Once again, the working class pays for the upper classes nannies and cheap busboys.
eat shiat and bark at the moon
....or a million, as the case may be.
You tell him to keep trying harder than anyone else. But that is impossible--"him" is everyone. What you are REALLY saying is that in our red of tooth and claw system, you had better keep working ever harder and harder until you die.....
eat shiat and bark at the moon
You're revealing your ignorance by that comment. Right now with CF MX and flash remoting coldfusion is one of the most exciting platforms for application development on the net. The market for third party applications is growing and there are now two magazines catering strictly to CF. Not to mention that with blue dragon there is now a second source for CFML with their base product being free. If you want to use a better tool go for it - but PHP isn't in the same league as CF MX. Man Holmes
Good grief! Am I the only person in Mississippi that reads Slashdot? I take the survey and I'm the only one. I hope it changes by the time someone reads this. How embarrassing...
This reminds me of the Steve Martin joke..."how to be a millionaire and not pay taxes."
...
First, get a million dollars.
-pyrrho
H1B's are not to blame!!! We live in a global economy period and whether you like it or not, this is a double edged sword my friend. Sure, we like when U.S. businesses go abroad, expand, get more capital, etc. But when it comes to the other direction, we like to put a road block? That's not how it works. Freedom is a bi-directional highway my friend. If you can't compete with other foreing nationals, well go back to school. Learn more. Lower you expectations.
I'm in the US on a H1B visa because my employer couldn't find any local skills. Do you know how much they paid for all that hassle? Do you REALLY think they wanted to go through all that pain? I'm sure the answer is "NO!". First of all, you can't simply hire any "H1B's" out of the blue. The job has to be vacant for a certain period (it used to be 1 year back when I was hired). They have to give proofs to the Immigration office that they posted this job on magazines and job boards (for 1 year) and that NO ONE was fit for the job.

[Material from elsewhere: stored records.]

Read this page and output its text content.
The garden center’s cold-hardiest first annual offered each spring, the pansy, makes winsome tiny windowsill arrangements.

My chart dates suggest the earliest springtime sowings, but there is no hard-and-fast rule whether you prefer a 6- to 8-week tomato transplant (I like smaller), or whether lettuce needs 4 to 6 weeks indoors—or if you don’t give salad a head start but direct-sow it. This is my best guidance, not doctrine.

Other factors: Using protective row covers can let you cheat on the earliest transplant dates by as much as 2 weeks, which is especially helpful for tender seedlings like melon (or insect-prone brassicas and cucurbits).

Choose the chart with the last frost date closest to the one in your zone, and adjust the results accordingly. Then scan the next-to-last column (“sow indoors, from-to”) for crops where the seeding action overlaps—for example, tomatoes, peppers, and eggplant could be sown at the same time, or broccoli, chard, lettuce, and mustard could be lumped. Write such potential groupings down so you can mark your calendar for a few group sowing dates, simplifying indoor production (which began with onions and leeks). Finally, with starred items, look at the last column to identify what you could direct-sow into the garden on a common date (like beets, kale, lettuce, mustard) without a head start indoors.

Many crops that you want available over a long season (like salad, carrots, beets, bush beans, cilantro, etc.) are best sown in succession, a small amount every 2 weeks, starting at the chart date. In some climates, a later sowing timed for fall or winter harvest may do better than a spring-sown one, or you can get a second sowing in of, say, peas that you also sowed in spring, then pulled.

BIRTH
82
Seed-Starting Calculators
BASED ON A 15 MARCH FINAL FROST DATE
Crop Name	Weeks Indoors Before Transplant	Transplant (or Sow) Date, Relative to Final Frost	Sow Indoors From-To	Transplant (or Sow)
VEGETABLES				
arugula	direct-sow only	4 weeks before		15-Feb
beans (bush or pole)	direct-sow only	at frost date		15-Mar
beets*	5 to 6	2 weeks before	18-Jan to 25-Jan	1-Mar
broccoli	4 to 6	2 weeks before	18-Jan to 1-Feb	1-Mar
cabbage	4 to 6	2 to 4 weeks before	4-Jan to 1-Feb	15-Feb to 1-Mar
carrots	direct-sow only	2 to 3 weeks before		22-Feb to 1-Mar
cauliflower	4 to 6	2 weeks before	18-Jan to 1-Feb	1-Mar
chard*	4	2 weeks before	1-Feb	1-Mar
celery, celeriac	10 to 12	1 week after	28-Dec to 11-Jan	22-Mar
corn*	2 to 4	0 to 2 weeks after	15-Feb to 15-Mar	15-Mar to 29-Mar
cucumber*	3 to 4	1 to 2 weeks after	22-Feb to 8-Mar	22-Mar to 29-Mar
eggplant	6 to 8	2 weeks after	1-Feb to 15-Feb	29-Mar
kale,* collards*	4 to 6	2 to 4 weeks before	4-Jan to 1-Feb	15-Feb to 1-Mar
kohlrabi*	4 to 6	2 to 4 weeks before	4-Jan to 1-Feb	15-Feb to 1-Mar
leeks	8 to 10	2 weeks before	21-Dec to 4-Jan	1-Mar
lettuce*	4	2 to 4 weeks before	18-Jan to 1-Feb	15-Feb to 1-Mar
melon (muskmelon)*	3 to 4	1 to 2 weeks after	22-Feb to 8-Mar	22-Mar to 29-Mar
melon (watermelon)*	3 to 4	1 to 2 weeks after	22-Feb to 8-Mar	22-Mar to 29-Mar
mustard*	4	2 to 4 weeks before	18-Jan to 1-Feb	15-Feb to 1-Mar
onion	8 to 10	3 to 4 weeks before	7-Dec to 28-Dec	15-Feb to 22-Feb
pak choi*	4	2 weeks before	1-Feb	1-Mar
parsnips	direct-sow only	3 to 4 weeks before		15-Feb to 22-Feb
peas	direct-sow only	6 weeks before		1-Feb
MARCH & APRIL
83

I won't go through the whole process but basically, I came here because there was a demand for me. Because other americans couldn't do the job basically!
And for those who think H1B's are here to "steal jobs", that's not the case, we're here because there is a need. Also remember, we pay taxes just like anyone else, yet we will NEVER benefit from unemployment and retirement income. This is "free money" to the government. And I'm sure the congress is well aware of that (and likes it too!).
I don't wanna hear about "this isn't fair" or things like that. This is how global economy works! You don't like the fact that your local shoe factory moved to India? That everything you buy is "made in China"? Well get used to it, this is only the beginning! More and more companies are moving abroad. How long before USA becomes a 3rd country and India/China becomes a super power (economicaly speaking)?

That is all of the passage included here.